Enfin, l’intelligence artificielle, qui devrait immanquablement être transformée de fond en comble par l’avancée du quantique, porte en elle des changements radicaux. Cet ensemble de technologies, qui vise à reproduire les capacités cognitives de l’homme, est le principal moteur de ce que certains qualifient de quatrième révolution industrielle, et constitue l’un des principaux leviers de croissance économique et de progrès scientifique à moyen terme. La principale révolution qu’elle amène réside dans l’utilisation d’algorithmes auto-apprenants, qui se réforment et s’améliorent sans cesse et de façon autonome au fur et à mesure qu’ils traitent de nouvelles données. Les cas d’usage sont nombreux et déjà largement exploités par nombre d’entreprises. Ici encore, on assiste à une course au développement de l’intelligence artificielle, enjeu de puissance majeur de notre siècle.

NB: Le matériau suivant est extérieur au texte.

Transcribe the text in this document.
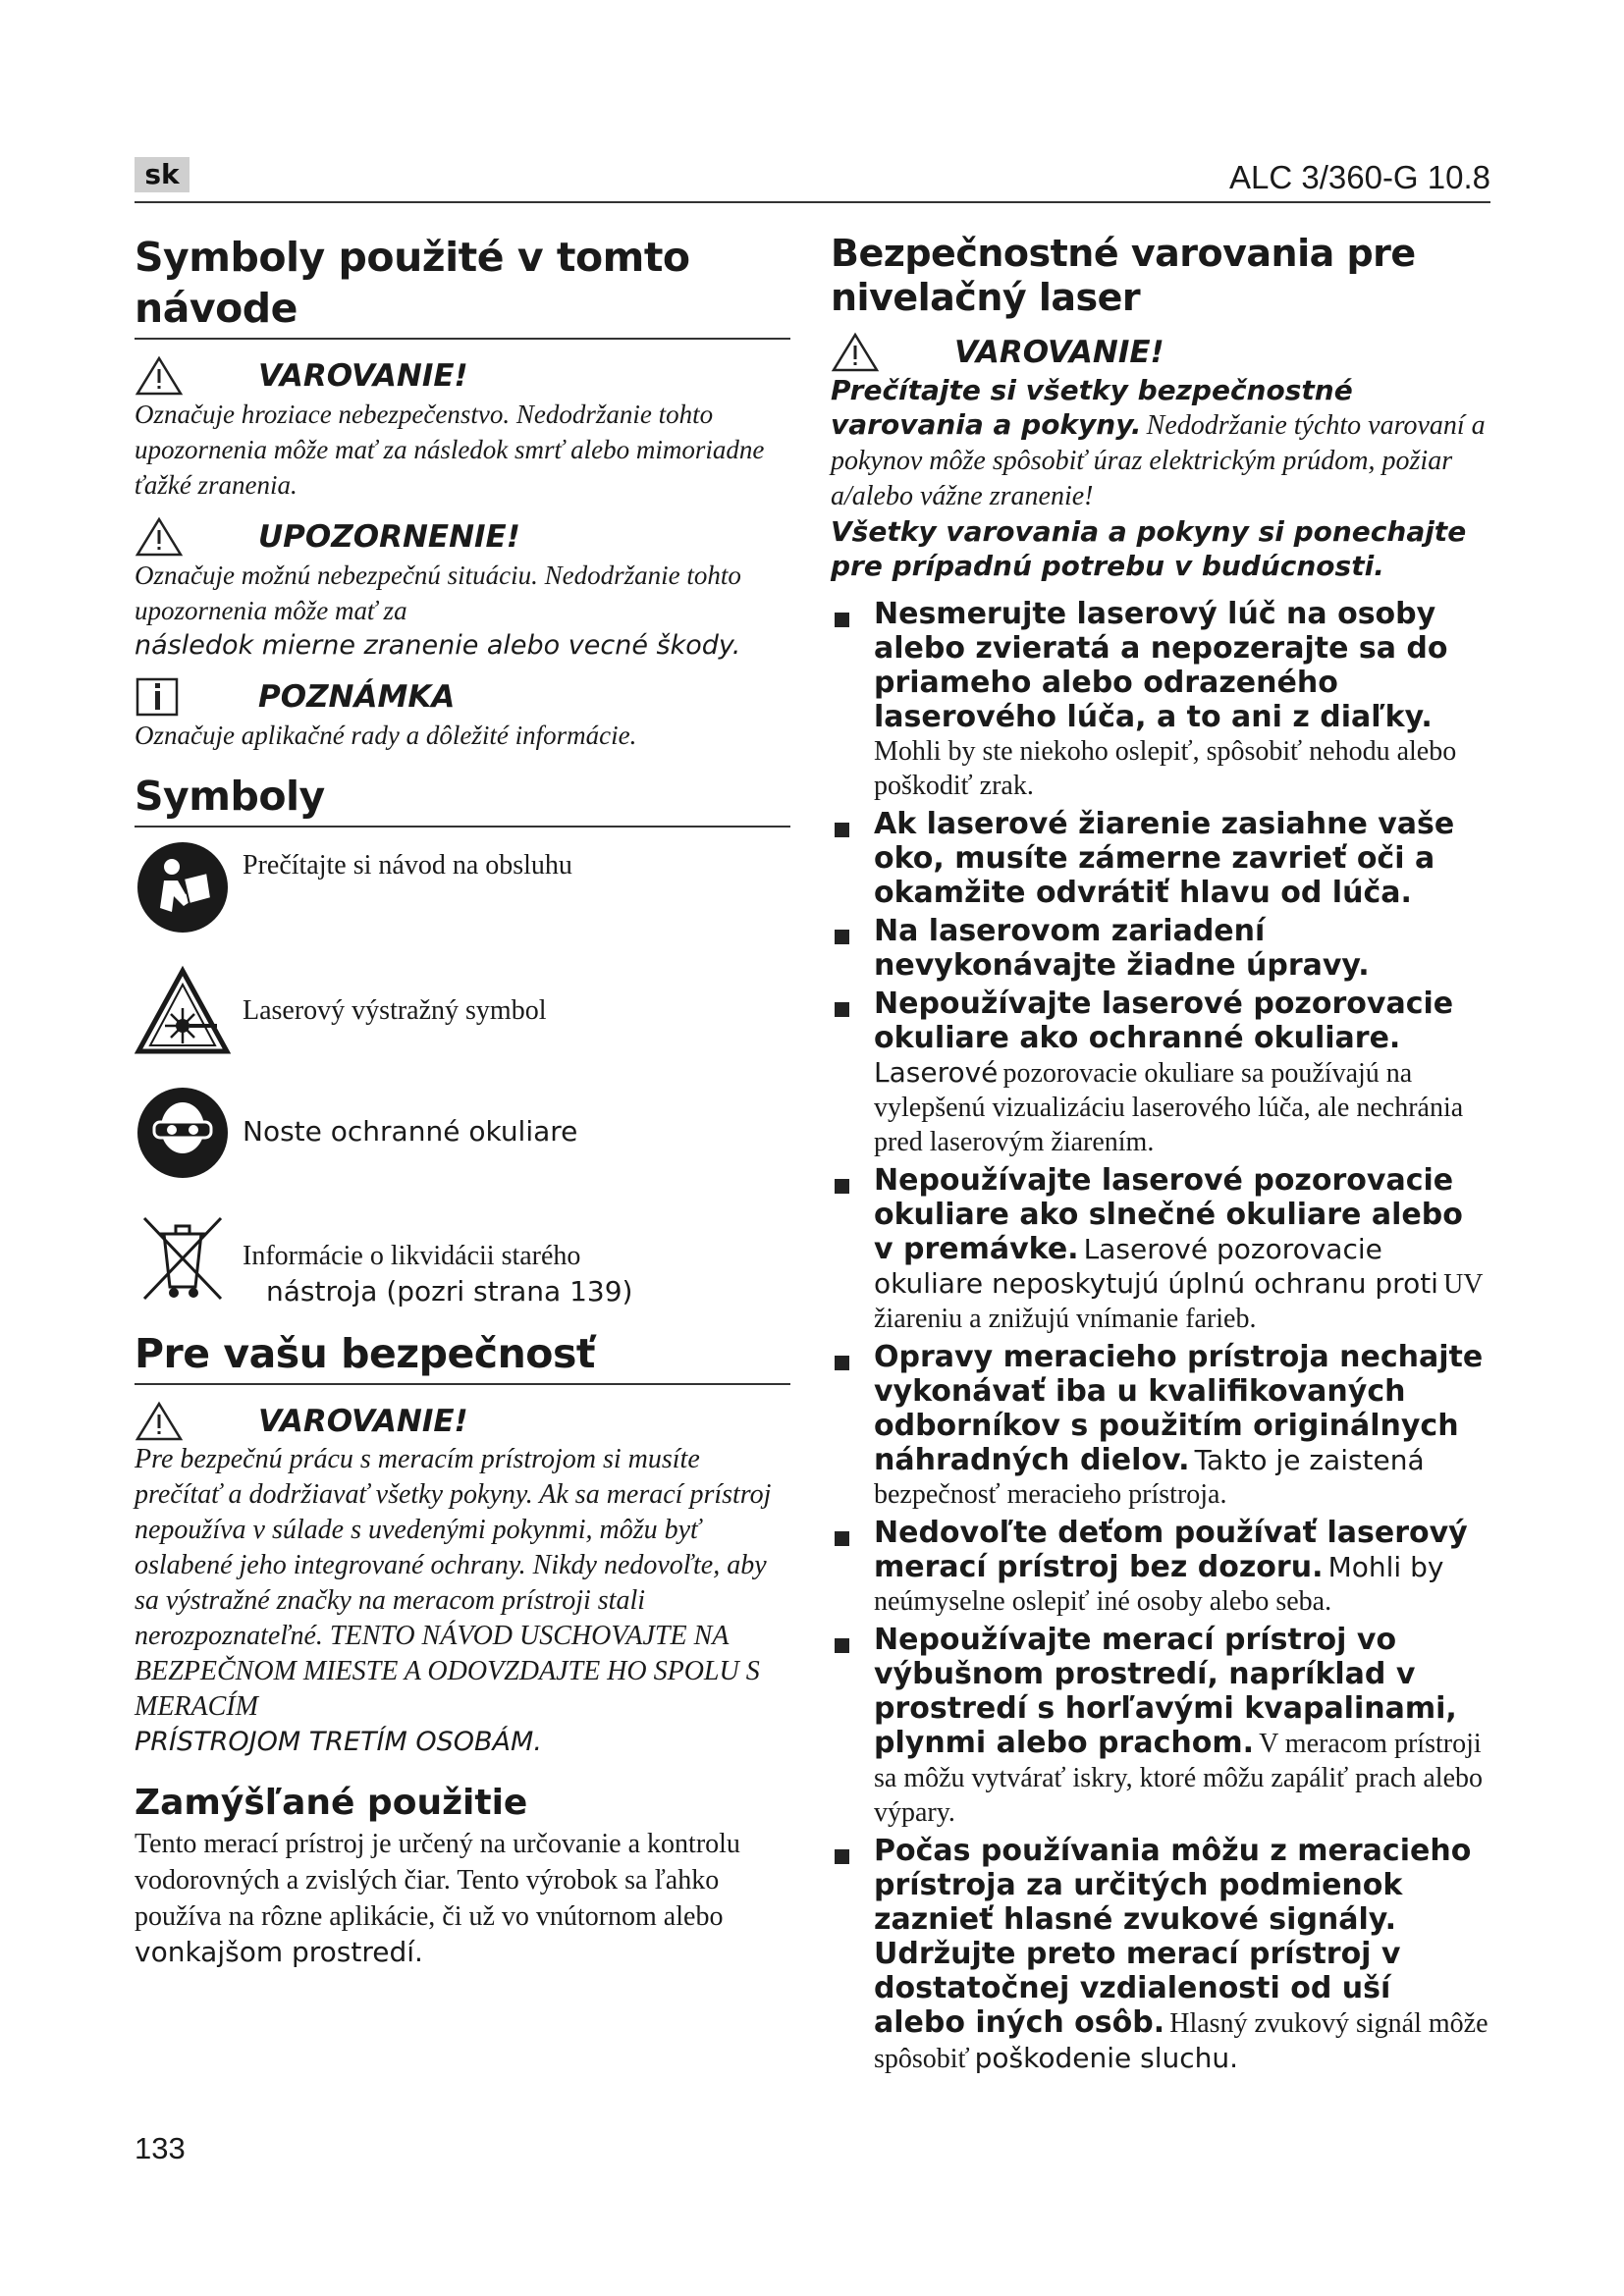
sk	ALC 3/360-G 10.8
Symboly použité v tomto návode
VAROVANIE!
Označuje hroziace nebezpečenstvo. Nedodržanie tohto upozornenia môže mať za následok smrť alebo mimoriadne ťažké zranenia.
UPOZORNENIE!
Označuje možnú nebezpečnú situáciu. Nedodržanie tohto upozornenia môže mať za
následok mierne zranenie alebo vecné škody.
POZNÁMKA
Označuje aplikačné rady a dôležité informácie.
Symboly
Prečítajte si návod na obsluhu
Laserový výstražný symbol
Noste ochranné okuliare
Informácie o likvidácii starého
nástroja (pozri strana 139)
Pre vašu bezpečnosť
VAROVANIE!
Pre bezpečnú prácu s meracím prístrojom si musíte prečítať a dodržiavať všetky pokyny. Ak sa merací prístroj nepoužíva v súlade s uvedenými pokynmi, môžu byť oslabené jeho integrované ochrany. Nikdy nedovoľte, aby sa výstražné značky na meracom prístroji stali nerozpoznateľné. TENTO NÁVOD USCHOVAJTE NA BEZPEČNOM MIESTE A ODOVZDAJTE HO SPOLU S MERACÍM
PRÍSTROJOM TRETÍM OSOBÁM.
Zamýšľané použitie
Tento merací prístroj je určený na určovanie a kontrolu vodorovných a zvislých čiar. Tento výrobok sa ľahko používa na rôzne aplikácie, či už vo vnútornom alebo
vonkajšom prostredí.
Bezpečnostné varovania pre nivelačný laser
VAROVANIE!
Prečítajte si všetky bezpečnostné varovania a pokyny. Nedodržanie týchto varovaní a pokynov môže spôsobiť úraz elektrickým prúdom, požiar a/alebo vážne zranenie!
Všetky varovania a pokyny si ponechajte pre prípadnú potrebu v budúcnosti.
Nesmerujte laserový lúč na osoby alebo zvieratá a nepozerajte sa do priameho alebo odrazeného laserového lúča, a to ani z diaľky. Mohli by ste niekoho oslepiť, spôsobiť nehodu alebo poškodiť zrak.
Ak laserové žiarenie zasiahne vaše oko, musíte zámerne zavrieť oči a okamžite odvrátiť hlavu od lúča.
Na laserovom zariadení nevykonávajte žiadne úpravy.
Nepoužívajte laserové pozorovacie okuliare ako ochranné okuliare. Laserové pozorovacie okuliare sa používajú na vylepšenú vizualizáciu laserového lúča, ale nechránia pred laserovým žiarením.
Nepoužívajte laserové pozorovacie okuliare ako slnečné okuliare alebo v premávke. Laserové pozorovacie okuliare neposkytujú úplnú ochranu proti UV žiareniu a znižujú vnímanie farieb.
Opravy meracieho prístroja nechajte vykonávať iba u kvalifikovaných odborníkov s použitím originálnych náhradných dielov. Takto je zaistená bezpečnosť meracieho prístroja.
Nedovoľte deťom používať laserový merací prístroj bez dozoru. Mohli by neúmyselne oslepiť iné osoby alebo seba.
Nepoužívajte merací prístroj vo výbušnom prostredí, napríklad v prostredí s horľavými kvapalinami, plynmi alebo prachom. V meracom prístroji sa môžu vytvárať iskry, ktoré môžu zapáliť prach alebo výpary.
Počas používania môžu z meracieho prístroja za určitých podmienok zaznieť hlasné zvukové signály. Udržujte preto merací prístroj v dostatočnej vzdialenosti od uší alebo iných osôb. Hlasný zvukový signál môže spôsobiť poškodenie sluchu.
133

Ces trois éléments, reliés les uns aux autres, ne sont que des exemples, incontournables il est vrai, de technologies appelées à devenir le centre de gravité d’une compétition mondiale déjà largement engagée. Leurs champs d’application colossaux ne manqueront pas de bouleverser nos sociétés mais aussi les liens de domination à l’échelle globale. Dans ce contexte où l’innovation est le nerf de la guerre, il convient de renouveler ses grilles de lecture et d’adopter un nouveau paradigme permettant de visualiser les rapports de force à l’aune de ces nouvelles technologies.